Posted March 5, 2010 by terryflowersblog in Justice System

Global Warming…Climate Change…Climate Crisis (GW.CC1.CC2)   Leave a comment


Global Warming – Climate Change – Climate Crisis (GW.CC1.CC2)

 There has been much debate over the past several years about GW. Before getting into that, I believe that it would be a good idea to establish some definitions in regard to GW.CC1.CC2.   During times of extreme cold I frequently hear disparaging comments about GW.   They seem to think that GW means that the earth is experiencing an increase in temperatures in a uniform and global way.   Perhaps the problem stems from the term global warming. I can understand how it would be misleading.   I have heard some refer to the warming of the earth as CC1.   This term probably better describes what is happening to our planet than does GW.   It has been pretty well accepted that the average temperature of the earth has increased over the past few decades causing the increased melting of the polar caps.   The sea waters have increased in temperature which has affected the currents and weather patterns.   I recently heard a story on NPR about how the term CC2 may be a better term to describe this phenomenon.   He believes that unless we make changes soon in the amount of CO2 that we emit into the atmosphere, we may reach a tipping point from which there is no return.

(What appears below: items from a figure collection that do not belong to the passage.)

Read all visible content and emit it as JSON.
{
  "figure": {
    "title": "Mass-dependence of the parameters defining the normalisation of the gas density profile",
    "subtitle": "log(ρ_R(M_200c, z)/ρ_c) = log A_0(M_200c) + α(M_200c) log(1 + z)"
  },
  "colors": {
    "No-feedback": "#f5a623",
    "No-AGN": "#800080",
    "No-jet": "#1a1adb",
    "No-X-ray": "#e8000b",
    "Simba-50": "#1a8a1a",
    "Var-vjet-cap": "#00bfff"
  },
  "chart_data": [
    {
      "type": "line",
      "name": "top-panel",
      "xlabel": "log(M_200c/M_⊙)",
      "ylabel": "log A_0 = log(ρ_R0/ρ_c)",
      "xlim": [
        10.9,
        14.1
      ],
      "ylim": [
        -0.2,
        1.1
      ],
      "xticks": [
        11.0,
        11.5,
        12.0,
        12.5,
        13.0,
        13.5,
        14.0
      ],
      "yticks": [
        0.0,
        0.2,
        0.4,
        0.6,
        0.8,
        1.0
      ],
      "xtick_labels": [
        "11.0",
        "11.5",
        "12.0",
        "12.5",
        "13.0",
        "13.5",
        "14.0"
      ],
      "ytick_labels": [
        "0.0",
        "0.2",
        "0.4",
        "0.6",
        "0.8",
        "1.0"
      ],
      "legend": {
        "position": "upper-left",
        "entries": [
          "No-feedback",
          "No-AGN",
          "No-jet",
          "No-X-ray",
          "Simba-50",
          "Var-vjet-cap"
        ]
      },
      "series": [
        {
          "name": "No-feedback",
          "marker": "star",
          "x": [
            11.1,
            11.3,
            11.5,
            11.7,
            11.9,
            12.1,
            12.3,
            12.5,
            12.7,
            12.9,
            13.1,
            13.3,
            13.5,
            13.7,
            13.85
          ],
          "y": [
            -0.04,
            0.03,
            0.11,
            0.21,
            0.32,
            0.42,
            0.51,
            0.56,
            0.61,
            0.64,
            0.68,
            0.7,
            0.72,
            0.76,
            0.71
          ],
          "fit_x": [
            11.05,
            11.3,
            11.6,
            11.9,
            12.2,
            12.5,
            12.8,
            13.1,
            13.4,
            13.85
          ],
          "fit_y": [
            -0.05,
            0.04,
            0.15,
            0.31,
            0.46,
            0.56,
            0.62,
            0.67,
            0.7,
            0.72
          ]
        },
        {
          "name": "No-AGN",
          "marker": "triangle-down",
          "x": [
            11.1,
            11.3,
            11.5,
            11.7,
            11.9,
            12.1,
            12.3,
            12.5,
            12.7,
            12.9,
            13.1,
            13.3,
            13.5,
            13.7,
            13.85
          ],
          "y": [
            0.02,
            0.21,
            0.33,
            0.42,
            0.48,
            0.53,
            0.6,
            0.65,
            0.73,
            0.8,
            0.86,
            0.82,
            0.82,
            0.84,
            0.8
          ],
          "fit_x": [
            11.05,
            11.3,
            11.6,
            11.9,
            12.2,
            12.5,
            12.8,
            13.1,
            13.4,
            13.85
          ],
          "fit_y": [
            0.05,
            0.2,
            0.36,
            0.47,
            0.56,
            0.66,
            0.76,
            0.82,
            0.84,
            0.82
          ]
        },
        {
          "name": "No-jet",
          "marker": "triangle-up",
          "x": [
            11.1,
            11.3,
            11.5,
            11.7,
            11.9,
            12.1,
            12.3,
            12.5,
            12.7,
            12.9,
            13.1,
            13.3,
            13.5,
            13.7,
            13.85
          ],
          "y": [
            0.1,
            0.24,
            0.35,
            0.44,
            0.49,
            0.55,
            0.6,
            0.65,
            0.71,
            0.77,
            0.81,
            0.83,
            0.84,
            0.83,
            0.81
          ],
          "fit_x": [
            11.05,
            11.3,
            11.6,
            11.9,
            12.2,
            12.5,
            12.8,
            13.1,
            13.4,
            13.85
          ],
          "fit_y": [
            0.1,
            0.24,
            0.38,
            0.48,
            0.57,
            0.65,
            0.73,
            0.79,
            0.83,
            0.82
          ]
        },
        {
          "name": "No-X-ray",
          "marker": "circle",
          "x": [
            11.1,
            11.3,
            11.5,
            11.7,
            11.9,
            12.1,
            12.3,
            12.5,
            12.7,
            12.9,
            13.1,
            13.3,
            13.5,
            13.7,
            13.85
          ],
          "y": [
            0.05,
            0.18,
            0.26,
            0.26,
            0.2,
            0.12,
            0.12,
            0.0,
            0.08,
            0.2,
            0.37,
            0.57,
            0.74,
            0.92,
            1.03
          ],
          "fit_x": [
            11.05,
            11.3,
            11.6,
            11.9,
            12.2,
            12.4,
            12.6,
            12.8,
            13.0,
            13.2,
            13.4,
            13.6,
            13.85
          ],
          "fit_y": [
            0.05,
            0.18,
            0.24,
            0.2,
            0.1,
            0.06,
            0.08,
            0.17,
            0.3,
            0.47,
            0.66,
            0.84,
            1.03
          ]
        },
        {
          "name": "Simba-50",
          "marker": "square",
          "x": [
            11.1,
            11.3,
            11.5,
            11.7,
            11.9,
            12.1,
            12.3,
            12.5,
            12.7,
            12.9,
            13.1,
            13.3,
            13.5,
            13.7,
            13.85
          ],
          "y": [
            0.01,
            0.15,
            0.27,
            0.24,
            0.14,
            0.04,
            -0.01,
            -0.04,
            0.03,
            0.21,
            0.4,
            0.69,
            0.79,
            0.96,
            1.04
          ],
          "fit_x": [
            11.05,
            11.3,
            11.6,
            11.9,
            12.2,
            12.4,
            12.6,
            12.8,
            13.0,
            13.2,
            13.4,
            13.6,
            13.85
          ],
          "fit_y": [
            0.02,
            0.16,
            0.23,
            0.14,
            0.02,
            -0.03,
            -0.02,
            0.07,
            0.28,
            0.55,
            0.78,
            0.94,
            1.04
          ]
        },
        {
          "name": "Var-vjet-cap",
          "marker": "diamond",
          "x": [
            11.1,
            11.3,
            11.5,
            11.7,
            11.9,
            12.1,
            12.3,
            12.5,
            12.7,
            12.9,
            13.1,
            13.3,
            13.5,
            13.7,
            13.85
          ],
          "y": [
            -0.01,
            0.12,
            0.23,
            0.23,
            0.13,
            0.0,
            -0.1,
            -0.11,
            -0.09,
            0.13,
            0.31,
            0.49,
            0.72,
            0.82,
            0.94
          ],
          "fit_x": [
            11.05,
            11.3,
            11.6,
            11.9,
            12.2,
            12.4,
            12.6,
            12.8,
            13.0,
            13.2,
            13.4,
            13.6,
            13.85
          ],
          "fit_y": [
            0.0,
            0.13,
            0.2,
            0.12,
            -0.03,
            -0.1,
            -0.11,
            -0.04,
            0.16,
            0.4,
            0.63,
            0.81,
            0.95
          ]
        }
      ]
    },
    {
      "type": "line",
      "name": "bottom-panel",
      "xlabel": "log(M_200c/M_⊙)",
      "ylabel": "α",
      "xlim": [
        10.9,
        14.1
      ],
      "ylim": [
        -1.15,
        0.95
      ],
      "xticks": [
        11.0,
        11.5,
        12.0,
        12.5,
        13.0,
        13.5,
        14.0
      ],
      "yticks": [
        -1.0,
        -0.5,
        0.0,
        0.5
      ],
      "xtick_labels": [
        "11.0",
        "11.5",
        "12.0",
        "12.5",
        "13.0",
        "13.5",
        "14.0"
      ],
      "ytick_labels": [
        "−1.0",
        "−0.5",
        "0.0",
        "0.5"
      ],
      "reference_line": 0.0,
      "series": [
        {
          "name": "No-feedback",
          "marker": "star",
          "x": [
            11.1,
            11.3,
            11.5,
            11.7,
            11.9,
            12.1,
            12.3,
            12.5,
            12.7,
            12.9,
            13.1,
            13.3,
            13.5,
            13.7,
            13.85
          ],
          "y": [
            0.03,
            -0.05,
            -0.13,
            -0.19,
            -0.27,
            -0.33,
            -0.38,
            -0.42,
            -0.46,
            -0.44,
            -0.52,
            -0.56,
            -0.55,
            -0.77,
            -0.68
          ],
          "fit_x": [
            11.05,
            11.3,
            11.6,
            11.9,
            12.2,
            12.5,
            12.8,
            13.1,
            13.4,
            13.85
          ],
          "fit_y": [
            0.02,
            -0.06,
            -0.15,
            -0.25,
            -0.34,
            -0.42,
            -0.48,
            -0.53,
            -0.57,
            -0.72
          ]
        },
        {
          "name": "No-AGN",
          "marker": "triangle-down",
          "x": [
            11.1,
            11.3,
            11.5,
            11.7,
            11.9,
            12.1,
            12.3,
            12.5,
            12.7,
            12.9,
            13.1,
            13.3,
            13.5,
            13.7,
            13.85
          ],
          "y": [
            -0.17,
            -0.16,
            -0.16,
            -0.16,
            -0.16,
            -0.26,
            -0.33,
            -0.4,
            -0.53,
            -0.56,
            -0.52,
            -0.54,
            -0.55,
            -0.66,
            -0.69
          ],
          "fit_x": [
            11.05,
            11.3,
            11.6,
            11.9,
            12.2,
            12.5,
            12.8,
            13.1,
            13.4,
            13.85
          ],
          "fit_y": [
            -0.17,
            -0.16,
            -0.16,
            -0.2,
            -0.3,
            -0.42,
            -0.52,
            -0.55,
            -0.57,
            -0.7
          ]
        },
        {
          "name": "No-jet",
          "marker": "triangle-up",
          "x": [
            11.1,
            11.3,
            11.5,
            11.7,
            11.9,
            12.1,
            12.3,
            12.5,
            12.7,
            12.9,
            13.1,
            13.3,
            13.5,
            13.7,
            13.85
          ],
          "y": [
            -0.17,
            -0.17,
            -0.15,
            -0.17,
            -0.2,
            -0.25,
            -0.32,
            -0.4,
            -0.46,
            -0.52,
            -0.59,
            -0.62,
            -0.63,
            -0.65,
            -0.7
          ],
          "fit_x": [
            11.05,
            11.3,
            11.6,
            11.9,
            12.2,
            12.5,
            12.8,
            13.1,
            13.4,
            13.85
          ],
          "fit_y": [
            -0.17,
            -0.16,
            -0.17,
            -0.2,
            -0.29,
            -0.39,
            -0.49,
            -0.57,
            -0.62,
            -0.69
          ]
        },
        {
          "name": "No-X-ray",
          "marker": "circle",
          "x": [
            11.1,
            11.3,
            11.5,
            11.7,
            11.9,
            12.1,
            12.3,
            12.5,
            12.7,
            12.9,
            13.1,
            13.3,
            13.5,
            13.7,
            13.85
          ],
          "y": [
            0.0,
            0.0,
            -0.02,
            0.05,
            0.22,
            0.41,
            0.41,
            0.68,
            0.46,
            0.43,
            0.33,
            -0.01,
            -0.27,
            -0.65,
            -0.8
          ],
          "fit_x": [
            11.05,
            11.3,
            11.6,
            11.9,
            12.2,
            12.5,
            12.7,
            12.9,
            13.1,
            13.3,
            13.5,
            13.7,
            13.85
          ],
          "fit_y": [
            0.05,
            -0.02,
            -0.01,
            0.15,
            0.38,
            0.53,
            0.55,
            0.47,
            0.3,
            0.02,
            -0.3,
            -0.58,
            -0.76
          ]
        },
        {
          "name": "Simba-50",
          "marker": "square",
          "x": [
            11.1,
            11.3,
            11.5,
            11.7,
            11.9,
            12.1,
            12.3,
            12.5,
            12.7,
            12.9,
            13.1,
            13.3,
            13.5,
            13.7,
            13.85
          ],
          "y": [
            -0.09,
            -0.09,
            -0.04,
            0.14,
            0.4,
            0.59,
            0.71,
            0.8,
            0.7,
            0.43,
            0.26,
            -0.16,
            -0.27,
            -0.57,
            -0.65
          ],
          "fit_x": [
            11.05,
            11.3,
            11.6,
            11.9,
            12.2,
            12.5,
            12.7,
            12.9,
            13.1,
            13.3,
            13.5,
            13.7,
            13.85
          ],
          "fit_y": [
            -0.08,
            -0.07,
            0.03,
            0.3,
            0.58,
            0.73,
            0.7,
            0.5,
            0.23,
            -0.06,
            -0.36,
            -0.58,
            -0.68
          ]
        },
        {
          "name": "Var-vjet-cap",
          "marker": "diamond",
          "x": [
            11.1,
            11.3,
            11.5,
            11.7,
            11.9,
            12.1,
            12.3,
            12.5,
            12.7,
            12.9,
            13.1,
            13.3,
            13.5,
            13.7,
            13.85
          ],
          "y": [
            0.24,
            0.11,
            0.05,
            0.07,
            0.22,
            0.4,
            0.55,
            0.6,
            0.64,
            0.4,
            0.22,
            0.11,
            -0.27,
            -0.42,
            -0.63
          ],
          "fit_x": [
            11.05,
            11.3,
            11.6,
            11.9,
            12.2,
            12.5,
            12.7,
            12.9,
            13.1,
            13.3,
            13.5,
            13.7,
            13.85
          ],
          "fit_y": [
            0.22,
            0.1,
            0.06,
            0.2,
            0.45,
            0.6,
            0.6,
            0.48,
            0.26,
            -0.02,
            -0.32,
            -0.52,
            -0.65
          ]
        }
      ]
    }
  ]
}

 If we can at least agree that there is something happening to our planet perhaps we can begin a real discussion about its cause(s) and possible solutions.   The real debate would then be “does human activity have anything to do with the change (GW.CC1.CC2.)”?   Or is this a natural recurring cycle that the earth goes through over centuries and even millennium?

 I would like to suggest that even if this is a natural process through which the earth goes through, that the amount (regardless of how small) of CO2 that human activity contributes, could push the process enough to make all the difference.   If we were to reach such a tipping point, what then?   What would the price be that we would have to pay due to our inability or refusal to make the necessary changes?

 I know that change would require sacrifice.   Some would have to sacrifice more than others.   It would depend on how each earns their living how much one would have to sacrifice.   Others would benefit.  New opportunities for research and development would open up.   It would be an economic shift. That would be frightening to many.

 Another thought. If GW.CC1.CC2 is real and humanity can do anything to correct the process but we don’t, what have we lost or gained?  What is the greater risk?   If BW.CC1.CC2 is not real, and we make the changes to reduce CO2, what have we lost or gained?   Eventually we will need to find new sources of energy anyway as coal, natural gas and oil are limited resources.   We will each answer these questions differently depending on our personal bias and or preconceptions.   What we need is open and honest discussion on this important topic as the survival of our planet may depend on it.